The cerbos.checkResource function evaluates if a user (the "principal") has permission to perform specified actions on a resource. It processes the user's ID, roles, and attributes, alongside the resource's type, ID, and attributes, against defined access policies. By listing actions like ["read," "edit," "delete"], the function returns a decision for each, ensuring actions align with user permissions. This mechanism centralizes and simplifies access control, maintaining application security by enforcing policy-based permissions efficiently.

import { NextResponse } from "next/server";
import { cerbos } from "../../../lib/cerbos-client";
import { users } from "@/data/dummy";
import { getBlog, updateBlog, deleteBlog } from "../../../utils/service";

export async function GET(req) {
  try {
    const blogId = req.nextUrl.searchParams.get("blogId");
    const userId = req.nextUrl.searchParams.get("userId");
    const blog = await getBlog(blogId);

    if (!blog) {
      return NextResponse.json({ error: "Blog not found" });
    }

    const user = { id: users[userId].name, roles: [users[userId].role] };
    const actions = ["read"];
    const resourceKind = "blog";

    const result = await cerbos.checkResource({
      principal: {
        id: user.id,
        roles: user.roles,
        attributes: user,
      },

And

// Asynchronously checks permissions with Cerbos for a given resource and user.
const result = await cerbos.checkResource({
  principal: {
    id: user.id, // The unique identifier of the user making the request.
    roles: user.roles, // An array of roles assigned to the user (e.g., ["admin", "user"]).
    attributes: user, // Additional attributes of the user that might be used in policy decisions.
  },
  resource: {
    kind: resourceKind, // The type of resource being accessed (e.g., "blog").
    id: blog.id, // The unique identifier of the resource.
    attributes: blog, // Additional attributes of the resource that might be used in policy decisions.
  },
  actions: actions, // An array of actions the user is attempting to perform on the resource (e.g., ["read", "update"]).
});

Now that we've integrated Cerbos authorization and created the policies, now let's run our next.js app using _npm run dev._

Now that the app is running, you can access it by navigating to localhost:3000.

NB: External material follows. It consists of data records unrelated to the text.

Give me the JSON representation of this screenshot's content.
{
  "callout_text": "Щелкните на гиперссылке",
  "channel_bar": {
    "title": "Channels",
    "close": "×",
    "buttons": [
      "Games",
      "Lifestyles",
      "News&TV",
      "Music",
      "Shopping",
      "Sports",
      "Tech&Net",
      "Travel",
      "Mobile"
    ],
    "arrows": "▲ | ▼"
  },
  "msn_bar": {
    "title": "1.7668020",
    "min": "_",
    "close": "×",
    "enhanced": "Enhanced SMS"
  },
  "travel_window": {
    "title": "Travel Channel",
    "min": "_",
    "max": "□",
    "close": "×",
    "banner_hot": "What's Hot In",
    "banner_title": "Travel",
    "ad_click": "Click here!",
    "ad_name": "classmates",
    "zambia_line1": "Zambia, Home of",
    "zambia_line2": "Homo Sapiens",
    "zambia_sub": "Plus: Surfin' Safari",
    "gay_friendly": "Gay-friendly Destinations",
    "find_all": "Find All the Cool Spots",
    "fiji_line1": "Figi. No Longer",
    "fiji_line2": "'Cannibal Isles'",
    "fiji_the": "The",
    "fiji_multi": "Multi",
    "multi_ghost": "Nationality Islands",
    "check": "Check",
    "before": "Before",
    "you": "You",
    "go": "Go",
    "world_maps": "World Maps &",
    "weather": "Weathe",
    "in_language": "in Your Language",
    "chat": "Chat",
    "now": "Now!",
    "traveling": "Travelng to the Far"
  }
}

And test whether the app aligns with the defined policies.

Testing authorization in a Next.JS application

To test the efficiency and functionality of our access restriction features, we will attempt to alter a blog document or post without owning it or having administrative access. Our system should detect this unauthorized attempt and block access accordingly.

When user3 attempts to edit blog1, written by user1, the request should be denied, and an alert stating "unauthorized user" should be displayed.

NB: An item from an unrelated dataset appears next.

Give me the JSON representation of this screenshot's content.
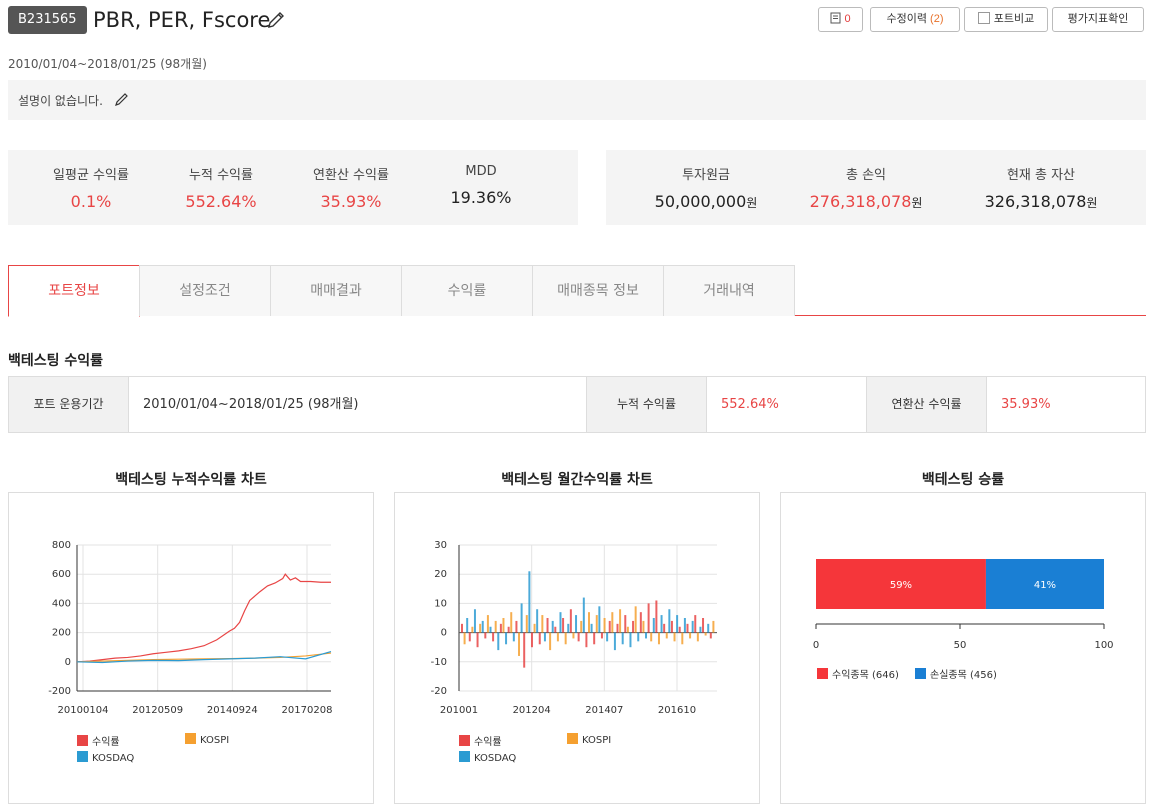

Now let’s try to delete a blog post as the owner or administrator to evaluate the performance of our access control system from a different angle. In this case, our system identifies the user's permitted status and provides access to the desired modifications.

The above demonstration shows that the blog owner can delete their blog.

Let us take a deep-dive into what actually is happening under the hood:

• A user (the principal) attempts to delete (action) a blog post (resource).
• The Cerbos PDP receives the request and evaluates it based on the defined policy.
• The PDP checks if the blogPost resource's owner attribute matches the currentUser's id.
• If the condition is true, a derived role of “owner” is given to the user, and based on the role, action is either allowed or denied. The test successfully proved the viability of Cerbos' access control, enabling safe and efficient content and identity management for authorized users and consumers.